Big 5 Sporting Goods Corporation is a sporting goods retailer headquartered in El Segundo, California, with 410 stores in the Western United States. Theodore Shin is the CEO as of January 2026.

== History ==
Founded in September 1955 by Maurie Liff, Harry Liff and Robert Miller, its name is derived from the first five Army surplus stores that were opened in California. Sportswest and Sportsland were acquired in May 1988 from Pay 'n Save.

In 1990, the company was fined $125,000 for selling discounted brand-name shoes that were actually poorly manufactured by those brands to be distributed only in Big 5 stores. For example, some New Balance models sold in Big 5 stores used a cardboard heel cup instead of a plastic heel cup. The investigation started when long-distance runner Gary Tuttle reported the oddly poor quality of the name-brand shoes he had purchased at Big 5 stores.

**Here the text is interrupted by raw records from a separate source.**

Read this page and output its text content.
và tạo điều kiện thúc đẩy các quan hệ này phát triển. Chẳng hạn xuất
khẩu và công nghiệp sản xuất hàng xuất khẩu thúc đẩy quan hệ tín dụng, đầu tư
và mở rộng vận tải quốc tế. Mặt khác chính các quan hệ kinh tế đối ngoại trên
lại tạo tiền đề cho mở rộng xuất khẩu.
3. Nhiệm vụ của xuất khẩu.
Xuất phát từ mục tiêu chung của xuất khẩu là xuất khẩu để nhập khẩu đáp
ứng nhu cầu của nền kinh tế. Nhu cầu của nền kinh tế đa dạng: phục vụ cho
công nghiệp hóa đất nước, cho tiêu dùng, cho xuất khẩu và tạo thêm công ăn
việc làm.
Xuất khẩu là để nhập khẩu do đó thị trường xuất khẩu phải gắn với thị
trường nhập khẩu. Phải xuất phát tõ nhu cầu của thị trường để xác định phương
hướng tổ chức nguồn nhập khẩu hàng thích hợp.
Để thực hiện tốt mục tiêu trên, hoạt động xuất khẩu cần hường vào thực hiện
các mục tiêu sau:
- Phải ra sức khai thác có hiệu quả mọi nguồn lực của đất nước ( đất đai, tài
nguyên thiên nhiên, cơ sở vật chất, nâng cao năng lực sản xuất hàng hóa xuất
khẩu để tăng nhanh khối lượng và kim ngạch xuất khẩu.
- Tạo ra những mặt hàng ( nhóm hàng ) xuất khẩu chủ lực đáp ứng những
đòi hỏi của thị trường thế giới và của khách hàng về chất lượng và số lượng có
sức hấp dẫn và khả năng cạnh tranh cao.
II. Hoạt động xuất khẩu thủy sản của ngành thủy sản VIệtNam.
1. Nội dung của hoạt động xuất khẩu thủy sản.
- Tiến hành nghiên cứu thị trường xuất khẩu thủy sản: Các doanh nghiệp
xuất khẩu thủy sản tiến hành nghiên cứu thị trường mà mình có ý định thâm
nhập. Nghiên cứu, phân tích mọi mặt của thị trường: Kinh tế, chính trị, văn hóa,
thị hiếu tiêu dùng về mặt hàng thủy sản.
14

In 1997, Robert Miller and his son Steven G. Miller bought Big 5 back from Leonard Green & Partners, owners since 1992, by acquiring a majority stake. By then, the firm was making $400 million in revenue with 202 stores in 9 states.

In 2016, the company posted net sales of $1.02 billion with 432 stores in 11 States.

On June 29, 2025, Worldwide Golf Group and Capitol Hill Group reached an agreement valued at $33.6 million to acquire the company, with stockholders receiving $1.45 per share. On October 2, 2025, the transaction had been completed and Big 5 became a private company and merged with Worldwide Sports Holdings LLC. Big 5's common stock, which had traded under the ticker symbol BGFV, was delisted from the Nasdaq.

== Description ==
Big 5 is one of the largest sporting good retailers in the western United States. The average store is typically smaller than big-box competitors, with an average size of 12,000 square feet, but enables locations in both larger and smaller communities. The stores sell name-brand products and Big 5 products.

Big 5 stores sells firearms in some locations, but face local regulations regarding the secure sale of firearms.